終戦直後に生まれ古希を迎えた稀代の司会者の半生と、 敗戦から70年が経過した日本。
双方を重ね合わせることで、 あらためて戦後ニッポンの歩みを 検証・考察した、新感覚現代史!
まったくあたらしいタモリ本! タモリとは「日本の戦後」そのものだった!
タモリと戦後ニッポン(講談社現代新書)
母親から聞かされた満洲のイメージ
タモリが幼少期より家族からさんざん聞かされた満洲の話は、彼のなかに都市的なものへの志向と田舎への嫌悪を植えつけたような気がしてならない。思えば、タモリの初期のレパートリーにも、田舎者への嫌悪が多分に含まれていた。とはいえ、彼は田舎=地方という単純な図式ではけっしてとらえていない。名古屋人のセコさなどを揶揄したそのデビュー当初のネタからもあきらかなように、たとえ大都市に生まれ育った人間でも、本質的に田舎者と変わらなければ徹底してバカにした。その下地にはやはり、家族が日本について「近所付き合いは窮屈だし、土地も狭い、食べ物はまずい、人間がせこい」とくさすのを聞きながら育った体験があるのではないか。
ついでにいうなら、タモリの育った家族環境もおおよそ一般的な日本人の家庭像からはかけ離れている。というのも、タモリの両親は、祖父母が養子にとった男子と女子であり、おまけに2人の子供を儲けたのち離婚、タモリと姉は祖父母に育てられているからだ。傍から見ればかなり複雑な家族関係で、ともすれば自分の置かれた境遇について湿っぽく語りそうなものだが、そうはしないのがやはりタモリらしいともいえる。
なお、父は離婚してからもちょくちょく実家に顔を出していたという。一方、母は離婚後、再婚を2度繰り返した。この間、母を再婚させるため、祖父母が家で見合いの席を設けたこともあったらしい。おかしいのは、離れて育ったため、母親とたまに会うと一人の女として見てしまうとタモリが語っていることだ。
今、俺がおふくろと言ってるのは、観念的なもので言ってるのかもしれないですね。情緒的なもので言ってるんじゃないんですね。

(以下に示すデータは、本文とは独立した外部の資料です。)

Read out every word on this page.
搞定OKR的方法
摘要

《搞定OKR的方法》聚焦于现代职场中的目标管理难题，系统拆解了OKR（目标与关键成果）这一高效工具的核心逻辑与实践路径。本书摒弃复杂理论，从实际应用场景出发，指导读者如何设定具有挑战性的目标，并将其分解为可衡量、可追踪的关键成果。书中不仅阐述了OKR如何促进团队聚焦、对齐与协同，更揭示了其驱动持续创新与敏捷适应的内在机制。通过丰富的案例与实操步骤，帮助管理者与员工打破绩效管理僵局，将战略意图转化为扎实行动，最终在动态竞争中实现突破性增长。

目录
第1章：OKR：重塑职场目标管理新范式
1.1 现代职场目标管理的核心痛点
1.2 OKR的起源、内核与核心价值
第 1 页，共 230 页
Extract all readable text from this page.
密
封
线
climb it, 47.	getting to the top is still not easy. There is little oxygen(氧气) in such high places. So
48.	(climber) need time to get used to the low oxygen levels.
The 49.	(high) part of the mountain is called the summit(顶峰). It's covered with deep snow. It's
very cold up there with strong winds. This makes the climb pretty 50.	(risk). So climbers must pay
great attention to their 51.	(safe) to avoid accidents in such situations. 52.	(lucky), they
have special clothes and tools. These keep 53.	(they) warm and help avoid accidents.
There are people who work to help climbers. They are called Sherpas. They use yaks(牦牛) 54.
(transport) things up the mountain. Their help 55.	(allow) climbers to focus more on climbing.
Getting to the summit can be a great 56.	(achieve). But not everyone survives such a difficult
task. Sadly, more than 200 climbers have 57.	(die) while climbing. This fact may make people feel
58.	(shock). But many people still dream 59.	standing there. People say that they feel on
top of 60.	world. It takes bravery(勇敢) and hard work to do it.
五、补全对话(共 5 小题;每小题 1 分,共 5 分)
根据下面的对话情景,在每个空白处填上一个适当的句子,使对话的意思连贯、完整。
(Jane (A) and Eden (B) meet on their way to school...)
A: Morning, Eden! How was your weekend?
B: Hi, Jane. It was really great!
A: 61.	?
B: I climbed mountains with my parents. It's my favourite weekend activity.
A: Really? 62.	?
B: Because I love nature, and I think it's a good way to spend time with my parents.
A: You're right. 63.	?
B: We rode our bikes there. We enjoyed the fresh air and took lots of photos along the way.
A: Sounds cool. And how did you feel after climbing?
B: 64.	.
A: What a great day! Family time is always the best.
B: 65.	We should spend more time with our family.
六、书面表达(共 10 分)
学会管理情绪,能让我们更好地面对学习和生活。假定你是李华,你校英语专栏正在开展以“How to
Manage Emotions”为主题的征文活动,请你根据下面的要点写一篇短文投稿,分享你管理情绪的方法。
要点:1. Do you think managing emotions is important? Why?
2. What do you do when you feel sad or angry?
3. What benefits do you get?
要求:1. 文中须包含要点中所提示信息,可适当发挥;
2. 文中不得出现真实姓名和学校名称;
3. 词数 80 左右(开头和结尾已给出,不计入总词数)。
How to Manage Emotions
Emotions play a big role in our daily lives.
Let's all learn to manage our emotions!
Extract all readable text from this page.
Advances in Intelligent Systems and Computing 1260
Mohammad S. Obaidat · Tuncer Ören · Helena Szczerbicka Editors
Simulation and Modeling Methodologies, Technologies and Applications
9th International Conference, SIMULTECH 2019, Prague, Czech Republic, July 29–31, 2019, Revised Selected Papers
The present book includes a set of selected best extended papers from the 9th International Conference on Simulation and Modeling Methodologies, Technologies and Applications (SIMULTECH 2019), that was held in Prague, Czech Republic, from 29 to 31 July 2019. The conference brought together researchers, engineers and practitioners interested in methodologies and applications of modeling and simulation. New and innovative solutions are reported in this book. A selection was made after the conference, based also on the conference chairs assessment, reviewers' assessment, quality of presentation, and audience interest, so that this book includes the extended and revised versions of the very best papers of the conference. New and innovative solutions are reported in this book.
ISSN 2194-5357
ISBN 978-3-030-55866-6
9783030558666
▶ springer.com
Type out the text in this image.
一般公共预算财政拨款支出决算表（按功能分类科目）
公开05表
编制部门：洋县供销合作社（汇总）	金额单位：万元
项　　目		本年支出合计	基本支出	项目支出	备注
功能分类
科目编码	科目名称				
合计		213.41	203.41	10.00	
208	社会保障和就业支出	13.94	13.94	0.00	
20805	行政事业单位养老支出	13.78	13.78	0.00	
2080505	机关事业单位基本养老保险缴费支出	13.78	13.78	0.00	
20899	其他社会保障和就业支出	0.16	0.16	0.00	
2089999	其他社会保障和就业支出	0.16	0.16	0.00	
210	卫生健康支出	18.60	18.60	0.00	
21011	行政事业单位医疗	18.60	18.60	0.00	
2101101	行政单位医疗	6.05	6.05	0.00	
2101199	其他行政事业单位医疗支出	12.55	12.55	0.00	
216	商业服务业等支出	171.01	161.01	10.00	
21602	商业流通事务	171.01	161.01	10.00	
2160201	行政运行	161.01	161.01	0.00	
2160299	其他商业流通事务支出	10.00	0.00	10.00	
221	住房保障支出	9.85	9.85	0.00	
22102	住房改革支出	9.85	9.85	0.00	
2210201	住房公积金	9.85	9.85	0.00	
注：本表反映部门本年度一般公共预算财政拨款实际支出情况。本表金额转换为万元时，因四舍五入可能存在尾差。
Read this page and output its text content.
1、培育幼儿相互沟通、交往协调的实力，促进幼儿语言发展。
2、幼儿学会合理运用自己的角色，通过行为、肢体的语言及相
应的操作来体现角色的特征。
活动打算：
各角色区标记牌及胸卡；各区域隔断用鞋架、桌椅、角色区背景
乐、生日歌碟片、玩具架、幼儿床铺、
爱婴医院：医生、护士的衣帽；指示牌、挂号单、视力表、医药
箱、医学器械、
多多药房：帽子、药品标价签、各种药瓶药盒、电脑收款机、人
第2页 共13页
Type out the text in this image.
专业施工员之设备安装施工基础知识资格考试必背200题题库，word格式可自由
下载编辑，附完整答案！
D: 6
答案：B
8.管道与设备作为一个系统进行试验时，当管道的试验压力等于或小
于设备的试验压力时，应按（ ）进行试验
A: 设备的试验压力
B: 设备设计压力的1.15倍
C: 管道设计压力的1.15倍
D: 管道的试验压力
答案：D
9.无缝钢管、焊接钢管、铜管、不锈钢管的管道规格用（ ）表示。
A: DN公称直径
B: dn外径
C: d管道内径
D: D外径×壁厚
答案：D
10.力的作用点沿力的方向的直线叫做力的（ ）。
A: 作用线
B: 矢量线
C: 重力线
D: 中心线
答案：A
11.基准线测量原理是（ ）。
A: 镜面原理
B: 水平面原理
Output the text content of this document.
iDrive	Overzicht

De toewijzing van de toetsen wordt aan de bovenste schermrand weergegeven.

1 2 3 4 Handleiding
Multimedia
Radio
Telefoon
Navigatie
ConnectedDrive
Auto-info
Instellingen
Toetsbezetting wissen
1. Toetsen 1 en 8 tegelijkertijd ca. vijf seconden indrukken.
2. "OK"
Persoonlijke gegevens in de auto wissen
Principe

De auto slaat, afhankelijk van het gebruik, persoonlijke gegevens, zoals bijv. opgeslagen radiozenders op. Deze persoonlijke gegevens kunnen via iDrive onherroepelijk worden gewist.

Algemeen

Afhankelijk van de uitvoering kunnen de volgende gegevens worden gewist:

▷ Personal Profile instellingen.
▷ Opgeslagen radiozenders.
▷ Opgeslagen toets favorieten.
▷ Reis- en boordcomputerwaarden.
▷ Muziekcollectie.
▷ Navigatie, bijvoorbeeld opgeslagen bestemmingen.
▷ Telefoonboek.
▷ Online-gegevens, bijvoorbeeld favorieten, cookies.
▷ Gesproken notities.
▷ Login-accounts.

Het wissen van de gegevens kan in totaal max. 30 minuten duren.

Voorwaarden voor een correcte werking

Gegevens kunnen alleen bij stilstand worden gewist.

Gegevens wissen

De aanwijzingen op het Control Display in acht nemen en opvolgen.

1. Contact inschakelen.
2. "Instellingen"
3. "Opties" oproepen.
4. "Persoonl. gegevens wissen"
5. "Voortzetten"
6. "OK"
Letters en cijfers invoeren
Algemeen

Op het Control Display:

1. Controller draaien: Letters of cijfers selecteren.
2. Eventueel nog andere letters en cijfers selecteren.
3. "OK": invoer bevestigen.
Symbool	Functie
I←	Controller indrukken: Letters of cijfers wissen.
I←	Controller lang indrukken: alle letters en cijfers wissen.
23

(「天才タモリのお母さん」、文藝春秋編『ビッグトーク』所収)
1985年当時、母は60歳ぐらいで(息子のタモリも正確な年齢を知らなくて、対談相手の村松友視から「聞きなさいよ」とツッコまれている)横浜に住んでおり、年に2回はタモリと会っていたらしい。このころ母は満洲時代の思い出を随筆に書いていたらしく、会ったときにも17歳か18歳で東京と満洲のあいだを大逃避行した話を一晩語って聞かせたこともあったとか。
うちの祖父さんは駅長で、一緒に専用の車に乗って帰る時に、両方から馬賊が襲ってくる。で、運転士が「危ないから顔を上げないでください」と言うのだけれど、怖いながらも試しにちょっと顔を上げたら、真赤な夕陽が沈んでいて、馬賊の馬がそれを横切ったと、その時、自分はもう女優になった気持でいたというんだけれども、それは後から考えたんじゃないかと思うんだよね。(笑)おふくろはそういう飾りっ気がありますからね。
(「天才タモリのお母さん」)
話の真偽はともかく、母が語った一つひとつの要素は、日本人が満洲に対して抱いていたイメージをなぞっている。たとえば満洲の印象として、夕陽が日本とくらべてはるかに大きく見えたことをあげる人は、前出の市橋明子や赤塚不二夫、俳優の森繁久彌など少なくない。馬賊と呼ばれる、武装した騎馬集団が大挙して押し寄せ略奪をはたらく光景も満洲の各地で見られたものだ。ただし、タモリの家族が住んでいた満鉄付属地ではそのようなことはほとんど見られなかったのも事実だったりする。
本来、馬賊とは人里離れた山塞を根城にした強盗団を指す。だが満洲に住んでいた日本人は、都市部で強盗をはたらいたり、あるいは交通の不便な地方で、通常は農業や商業を営みながらも旅行者が通りかかると略奪者に転じる中国人も含めて、馬賊、あるいは匪賊と呼んでいた。満洲に行くと馬賊の襲撃を受けると多くの日本人がイメージしたのは、このように馬賊についてさまざまな内容が混在していたからだといえる(塚瀬進『満洲の日本人』)。